Provisions a phone number. Attendees dial it, have a voice meeting, hang up — a brief summary lands in Slack.

See Voice dial-in for the exec-facing UX.

  1. Twilio side

    • console.twilio.com → buy a voice- capable phone number (~$1/mo in the US).
    • Under the number’s Voice Configuration:
      • A call comes in → Webhook → https://your-workforce0/api/voice/incoming.
      • Method: POST.
    • Copy your Account SID and Auth Token from the main console.
  2. Workforce0 side

    • Integrations → Twilio → Connect.
    • Paste SID, token, phone number (E.164 format: +14155551234).
    • Save.
  3. Gemini API — voice transcription runs through Gemini Live. Set GEMINI_API_KEY even if you use Anthropic / OpenAI for planning.

  • Inbound call — Twilio → our /api/voice/incoming → we answer with TwiML that opens a Media Stream.
  • Media Stream → Gemini Live (WebSocket) → real-time speech-to-text.
  • On hangup → we close the stream, persist the transcript as a Meeting, and auto-brief (if enabled).

Public phone numbers get spam. Allowlist:

  • Integrations → Twilio → Allowlist.
  • Add E.164 numbers (+14155551234).
  • Unknown numbers hear “we don’t recognize this number” and hang up.

Wildcards: +1415* allowlists all San Francisco area code.

The exec can Dial out from the web UI:

  1. Meeting detail page → Start dial-in.
  2. Enter the other party’s number.
  3. Twilio dials them; when they answer, the meeting joins you on the same stream.

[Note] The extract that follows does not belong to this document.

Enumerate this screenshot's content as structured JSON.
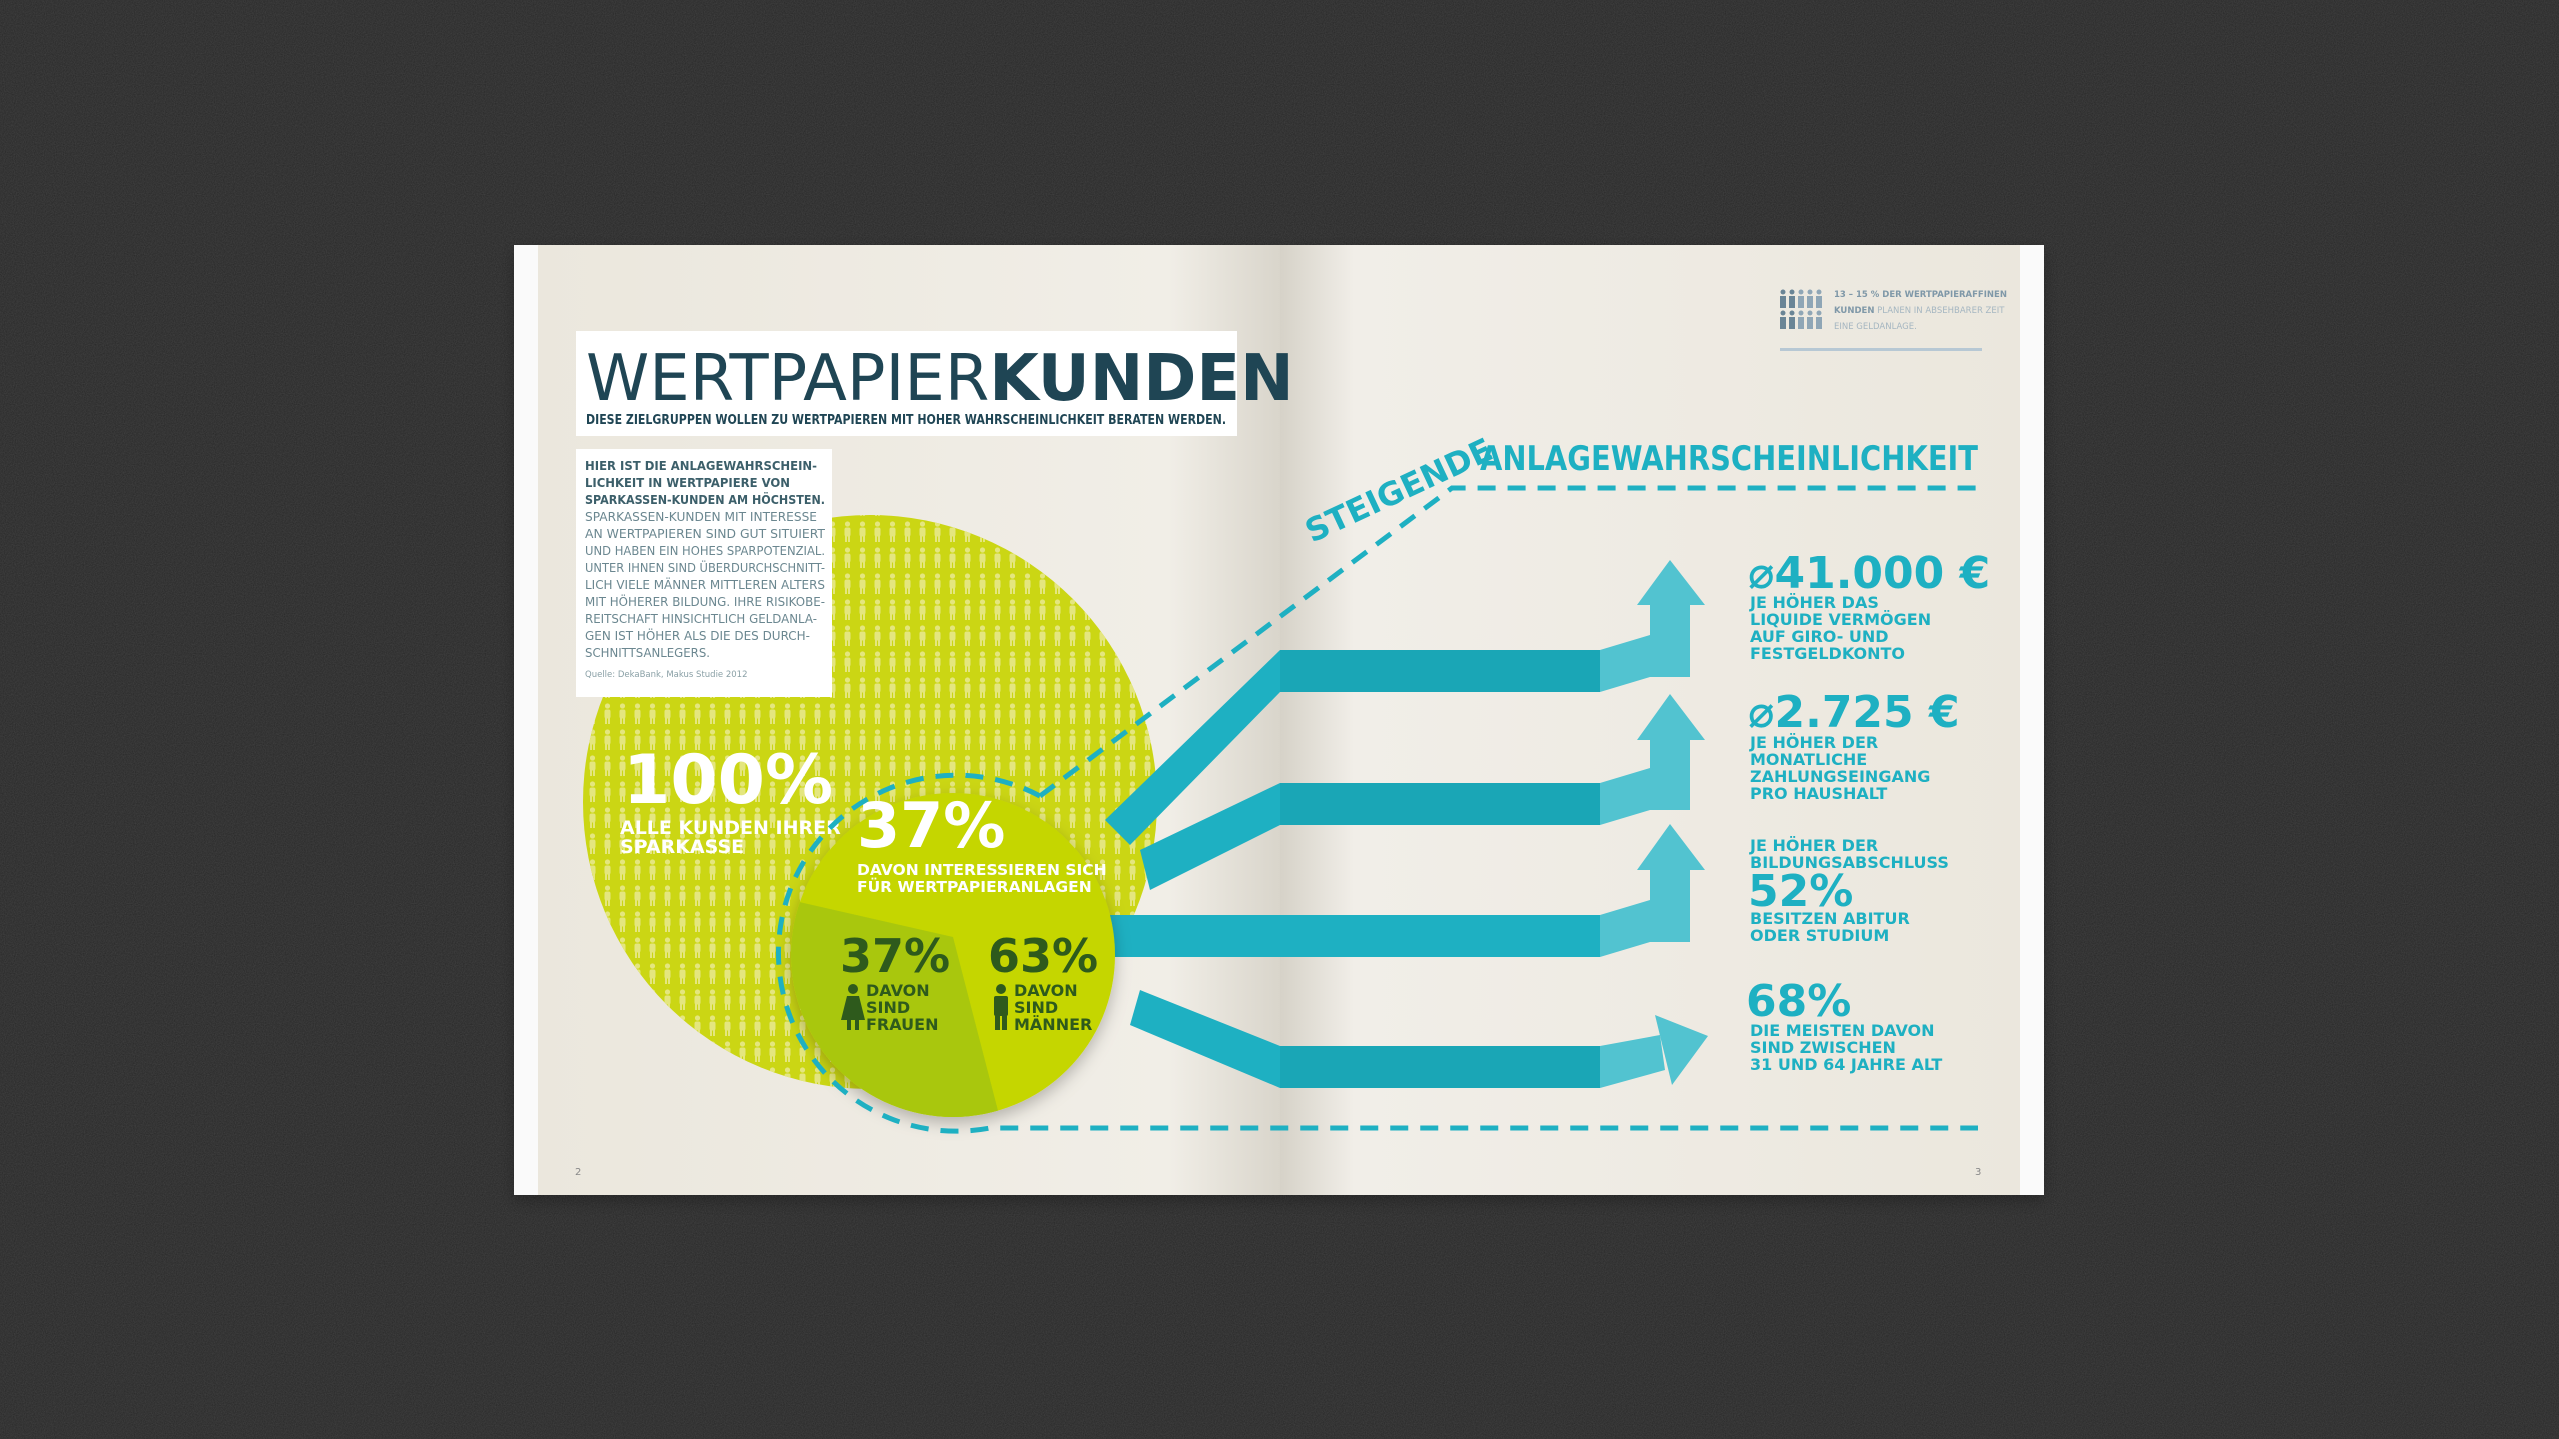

Useful for proactive outreach.

  • Twilio: ~$0.014/min (US). International varies.
  • Gemini Live: counts against your Gemini quota.

Both caps are enforceable — see Cost caps.

  • Default RETAIN_CALL_AUDIO=0 — no audio persisted to disk.
  • Transcripts are stored in Postgres.
  • Twilio’s recording of the call is disabled at our TwiML layer.

If you’re in a jurisdiction with two-party-consent recording laws (e.g. California, EU), the greeting the caller hears includes a recording-consent notice. Customize via backend/src/voice/greeting.ts.

SymptomFix
Call rings foreverWebhook URL unreachable or /incoming returns 500.
Call connects, silenceGemini key invalid OR Media Stream URL unreachable.
”Sorry, we don’t recognize…”Allowlist reject (or caller blocked number).
Transcript is partialNetwork drops on long calls; known issue. Short < 60min work reliably.

In principle any SIP provider with a Media Stream-equivalent API works. In practice, only Twilio is tested. Forks / PRs for other providers welcome.